Screening Predictors As 'Leading Variables' By Evaluating Predictor-Response Associations In Generalized Linear Models — get_leadvars_GLM • S3VS

get_leadvars_GLM screens some predictors as "leading variables" based on predictor-response associations in generalized linear models.

get_leadvars_GLM(y, X, method = c("topk", "fixedetasqthresh", "percetasqthresh"), param)

Arguments

y: Response. A numeric/integer/logical vector with values in {0,1}.

X: Predictor matrix. Can be a base matrix or something as.matrix() can coerce. No missing values are allowed.

method: Screening rule, one of c("topk", "fixedthresh", "percthresh"). The association measure is eta-squared. "topk" keeps the predictors with the largest \(k\) association values; "fixedthresh" keeps predictors whose association is greater than or equal to a specified threshold; "percthresh" keeps predictors whose association is within a given percentage of the best.

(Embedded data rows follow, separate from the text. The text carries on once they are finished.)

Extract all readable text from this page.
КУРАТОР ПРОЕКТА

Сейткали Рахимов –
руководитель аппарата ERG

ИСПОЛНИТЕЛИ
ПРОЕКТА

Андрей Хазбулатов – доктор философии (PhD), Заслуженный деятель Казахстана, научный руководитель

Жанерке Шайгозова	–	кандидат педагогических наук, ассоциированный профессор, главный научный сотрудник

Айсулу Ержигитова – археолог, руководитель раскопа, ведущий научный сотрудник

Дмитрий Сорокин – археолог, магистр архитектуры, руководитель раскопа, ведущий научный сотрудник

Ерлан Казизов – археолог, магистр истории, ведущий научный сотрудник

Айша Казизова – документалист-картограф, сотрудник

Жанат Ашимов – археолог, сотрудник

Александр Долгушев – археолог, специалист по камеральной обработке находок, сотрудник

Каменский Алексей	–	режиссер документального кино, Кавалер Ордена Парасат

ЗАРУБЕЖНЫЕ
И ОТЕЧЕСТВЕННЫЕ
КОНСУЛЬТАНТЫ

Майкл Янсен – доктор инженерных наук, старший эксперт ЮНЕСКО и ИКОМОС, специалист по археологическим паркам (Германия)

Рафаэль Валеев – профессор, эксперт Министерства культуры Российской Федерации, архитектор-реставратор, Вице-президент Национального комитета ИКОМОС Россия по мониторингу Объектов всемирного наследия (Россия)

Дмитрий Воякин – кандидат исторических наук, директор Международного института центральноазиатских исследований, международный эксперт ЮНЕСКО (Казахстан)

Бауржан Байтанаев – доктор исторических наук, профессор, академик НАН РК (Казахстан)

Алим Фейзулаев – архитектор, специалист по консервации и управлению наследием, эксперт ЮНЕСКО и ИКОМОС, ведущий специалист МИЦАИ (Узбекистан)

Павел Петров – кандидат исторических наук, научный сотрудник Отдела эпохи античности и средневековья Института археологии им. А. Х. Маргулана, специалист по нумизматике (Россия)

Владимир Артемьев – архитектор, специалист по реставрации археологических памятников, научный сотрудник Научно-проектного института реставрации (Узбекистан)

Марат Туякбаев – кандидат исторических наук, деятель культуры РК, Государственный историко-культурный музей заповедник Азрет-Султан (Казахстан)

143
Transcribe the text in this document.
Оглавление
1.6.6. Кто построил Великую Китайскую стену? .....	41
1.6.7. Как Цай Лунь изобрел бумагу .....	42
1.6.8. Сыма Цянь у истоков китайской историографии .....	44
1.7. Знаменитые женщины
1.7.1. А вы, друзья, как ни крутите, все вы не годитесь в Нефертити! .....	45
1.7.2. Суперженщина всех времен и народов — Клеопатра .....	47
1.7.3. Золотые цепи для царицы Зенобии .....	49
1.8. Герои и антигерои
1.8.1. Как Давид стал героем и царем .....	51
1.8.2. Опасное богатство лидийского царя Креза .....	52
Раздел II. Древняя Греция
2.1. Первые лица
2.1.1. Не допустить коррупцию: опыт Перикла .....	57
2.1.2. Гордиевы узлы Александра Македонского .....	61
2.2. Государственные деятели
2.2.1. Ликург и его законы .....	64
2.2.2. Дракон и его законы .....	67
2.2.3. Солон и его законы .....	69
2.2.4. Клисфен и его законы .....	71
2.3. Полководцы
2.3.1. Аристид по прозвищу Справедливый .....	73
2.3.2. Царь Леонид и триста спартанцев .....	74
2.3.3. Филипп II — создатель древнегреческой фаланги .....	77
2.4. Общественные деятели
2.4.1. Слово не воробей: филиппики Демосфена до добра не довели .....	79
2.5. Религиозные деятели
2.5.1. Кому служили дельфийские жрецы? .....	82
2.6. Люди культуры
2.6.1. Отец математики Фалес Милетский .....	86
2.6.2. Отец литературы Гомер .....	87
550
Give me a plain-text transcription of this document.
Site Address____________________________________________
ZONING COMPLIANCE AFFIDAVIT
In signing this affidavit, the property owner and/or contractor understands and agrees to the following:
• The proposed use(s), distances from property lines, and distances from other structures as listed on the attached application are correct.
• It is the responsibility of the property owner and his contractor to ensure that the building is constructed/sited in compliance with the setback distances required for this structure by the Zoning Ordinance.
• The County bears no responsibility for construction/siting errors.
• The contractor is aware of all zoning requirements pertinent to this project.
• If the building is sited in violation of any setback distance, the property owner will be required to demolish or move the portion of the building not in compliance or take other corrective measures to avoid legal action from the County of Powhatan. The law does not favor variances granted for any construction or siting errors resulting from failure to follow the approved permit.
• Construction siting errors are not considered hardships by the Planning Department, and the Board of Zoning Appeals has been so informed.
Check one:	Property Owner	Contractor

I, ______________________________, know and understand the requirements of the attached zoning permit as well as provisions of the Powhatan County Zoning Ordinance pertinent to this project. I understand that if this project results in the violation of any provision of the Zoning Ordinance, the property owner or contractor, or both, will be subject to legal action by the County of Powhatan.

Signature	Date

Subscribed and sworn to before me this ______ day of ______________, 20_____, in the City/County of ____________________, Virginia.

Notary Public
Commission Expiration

param: Tuning parameter for method. If "topk", supply an integer \(k\) (keep the top \(k\)). If "fixedthresh", supply a numeric threshold (keep predictors with association \(\ge\) threshold). If "percthresh", supply a percentage in \((0,100]\) (keep predictors with association \(\ge\) that percent of the highest association).

Value

A character vector containing the names of the leading varibales.

Author

Nilotpal Sanyal <nsanyal@utep.edu>, Padmore N. Prempeh <pprempeh@albany.edu>

Examples

# Simulate binary data
set.seed(123)
n <- 100
p <- 150
X <- matrix(rnorm(n * p), n, p)
colnames(X) <- paste0("V", 1:p)
eta <- X[,1] + 0.5 * X[,2]
prob <- 1 / (1 + exp(-eta))
y <- rbinom(n, size = 1, prob = prob)
# Select leading variables
leadvars <- get_leadvars_GLM(y = y, X = X, method = "topk", param = list(k=2))
leadvars
#> [1] "V32" "V1"